A redução é expressiva em algumas regiões, como São José dos Campos (de oito para dois casos) e Campinas (de sete para um). Na capital, também houve queda: de 26 para 21 latrocínios.
Contudo, ao olhar o cenário completo da violência, os dados trazem um contraponto incômodo: os homicídios dolosos — aqueles em que há intenção de matar — aumentaram ligeiramente no semestre, passando de 1.230 casos em 2024 para 1.241 em 2025. Somente em junho, foram 212 assassinatos registrados.
Além disso, os feminicídios continuam a crescer: 128 mulheres foram mortas no primeiro semestre de 2025 por razões ligadas ao gênero, sete a mais do que no mesmo período do ano anterior. Um dado que enfraquece a ideia de avanço amplo no combate à violência.
Violência contra mulheres
Embora a redução dos latrocínios deva ser reconhecida, especialistas em segurança pública alertam para a necessidade de cautela ao interpretar os números como sinal de melhora generalizada. Violência letal contra mulheres, aumento nos homicídios e estabilidade nos estupros indicam que o sistema de segurança continua falhando em proteger populações vulneráveis.
Mesmo os dados de estupro, que caíram 16,2% apenas em junho, não sustentam uma tendência clara: no acumulado do semestre, o número de boletins de ocorrência aumentou 2,1% em relação ao mesmo período de 2024, totalizando 7.254 casos registrados — número que, segundo especialistas, ainda representa uma subnotificação frente à realidade.
Segurança pública
A queda nos latrocínios — um crime que, em geral, mobiliza mais visibilidade por envolver vítimas que não conheciam seus agressores — pode refletir estratégias pontuais de policiamento ostensivo ou de repressão em áreas urbanas centrais.
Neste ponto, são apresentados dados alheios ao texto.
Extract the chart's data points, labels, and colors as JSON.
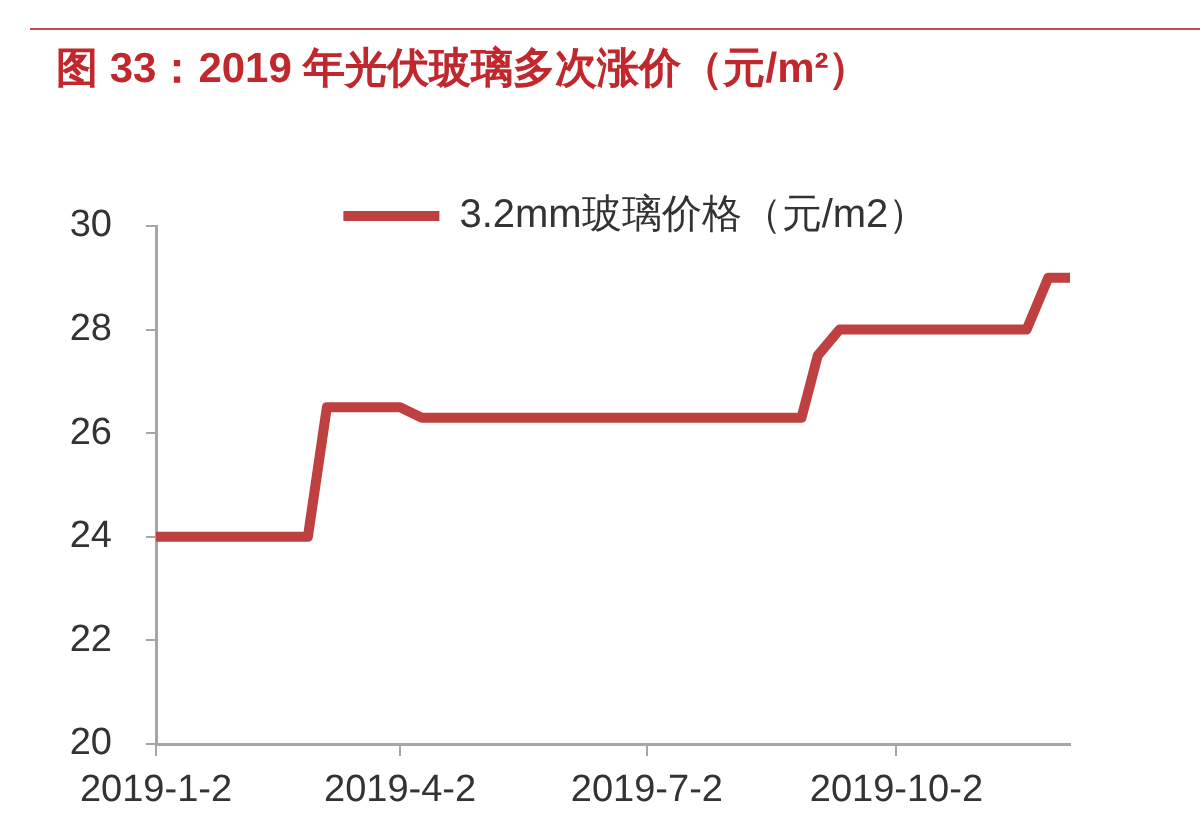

No entanto, a violência doméstica e os homicídios comuns, muitas vezes relacionados à ausência de políticas sociais, prevenção e acesso à justiça, seguem acontecendo em ritmo preocupante.
Nesse contexto, a celebração do dado isolado de queda em roubos seguidos de morte parece destoar da complexidade do problema. Sem um olhar mais amplo, a narrativa oficial corre o risco de reforçar uma política de segurança fragmentada, que trata sintomas específicos, mas ignora causas estruturais.